Disciplined Expert May Countersue

Sanctions may be inadmissible

The fact that an expert witness recently prevailed after suing a specialty society for suspending him for allegedly giving improper testimony in a medical negligence case won’t affect the ability of the American College of Emergency Physicians (ACEP) to discipline unethical expert witnesses, according to Louise B. Andrew, MD, litigation stress counselor, founder and principal of www.MDMentor.com, and former chair of ACEP’s Professional Liability Task Force Expert Witness subcommittee.

“However, if ACEP is sued by an expert who has been disciplined, it could affect ACEP’s willingness to continue this program,” she says. “The number of experts disciplined so far has been quite small, and the sanctions were fairly mild.”

However, Andrew says that the verdict could encourage more expert witnesses to sue specialty societies that sanction their behavior.

Unaware of Options

“We know from a recent all-ACEP survey that EPs are extremely concerned about the problem of unethical testimony,” Andrew reports. “And when they are affected by it, they sometimes react too quickly — and without regard to their own legal safety.”

Although nearly 60% of more than 2,200 ACEP members surveyed in June and July 2010 reported having experienced litigation stress, 87% had not sought any assistance for dealing with it. More than a third of those who had sought assistance did so from colleagues.

The overwhelming majority of respondents were unaware of ACEP resources such as the peer-to-peer counseling mechanism. Although nearly 71% of respondents thought that ACEP should increase its current activities in regard to expert witness testimony, more than half were unaware of ACEP’s expert witness and ethics policies and how to utilize them.

The survey was very lengthy and took at least 25 minutes to complete, yet many physicians took additional time to write in responses, most of which concerned litigation stress and expert witness issues. “The 10% response rate was almost unheard of with ACEP surveys. There was passion regarding these issues,” Andrew says.

Is It Admissible?

“There have been attempts [to sanction expert witnesses], but few successes. Counter claims for restraint of trade can make the effort expensive for the organization,” says Hill.

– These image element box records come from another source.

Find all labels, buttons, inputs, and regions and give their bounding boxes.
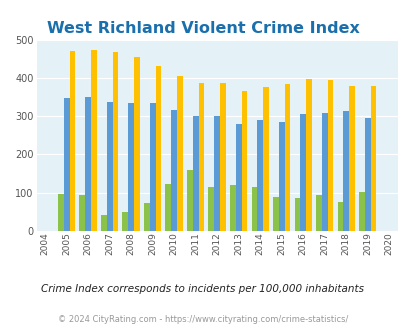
Bar [284,84,290,231]
Bar [321,114,327,231]
Text: West Richland Violent Crime Index: West Richland Violent Crime Index [47,21,358,36]
Bar [85,97,91,231]
Bar [144,203,149,231]
Bar [343,111,348,231]
Bar [364,118,370,231]
Bar [305,79,311,231]
Bar [69,51,75,231]
Bar [134,57,140,231]
Bar [337,202,343,231]
Text: © 2024 CityRating.com - https://www.cityrating.com/crime-statistics/: © 2024 CityRating.com - https://www.city… [58,315,347,324]
Bar [122,212,128,231]
Bar [112,52,118,231]
Bar [214,116,220,231]
Bar [101,214,107,231]
Bar [257,120,262,231]
Bar [187,170,192,231]
Bar [251,187,257,231]
Text: Crime Index corresponds to incidents per 100,000 inhabitants: Crime Index corresponds to incidents per… [41,284,364,294]
Bar [230,185,235,231]
Bar [171,111,177,231]
Bar [294,198,300,231]
Bar [58,194,64,231]
Bar [358,192,364,231]
Bar [64,98,69,231]
Bar [192,116,198,231]
Bar [128,103,134,231]
Bar [198,83,204,231]
Bar [79,195,85,231]
Bar [278,122,284,231]
Bar [241,90,247,231]
Bar [370,86,375,231]
Bar [300,114,305,231]
Bar [165,183,171,231]
Bar [220,83,225,231]
Bar [177,76,183,231]
Bar [107,102,112,231]
Bar [262,87,268,231]
Bar [235,124,241,231]
Bar [149,103,155,231]
Bar [315,195,321,231]
Bar [348,85,354,231]
Bar [91,50,97,231]
Bar [272,197,278,231]
Bar [155,66,161,231]
Bar [208,187,214,231]
Bar [327,80,333,231]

Given the infrequency of completed sanctions, subsequent use of them to attack the witness is not well-tested, he explains. “One would think it would be permitted in voir dire, and it would go to the credibility of the testimony in any subsequent case,” he says.

When the defense is asking the witness questions in an attempt to show that he or she is not sufficiently well-versed in the subject to be able to state an opinion, the defense may ask about the fact that the expert was disciplined by a medical society, and use this to argue that the witness should not be allowed to testify, says Hill.

“If this is the only expert witness offered by the plaintiff as to standard of care, and the case is not susceptible to a res ipsa loquitur argument, it’s all over,” he says. “Of course, the plaintiff is unlikely to offer a witness known to be this vulnerable.”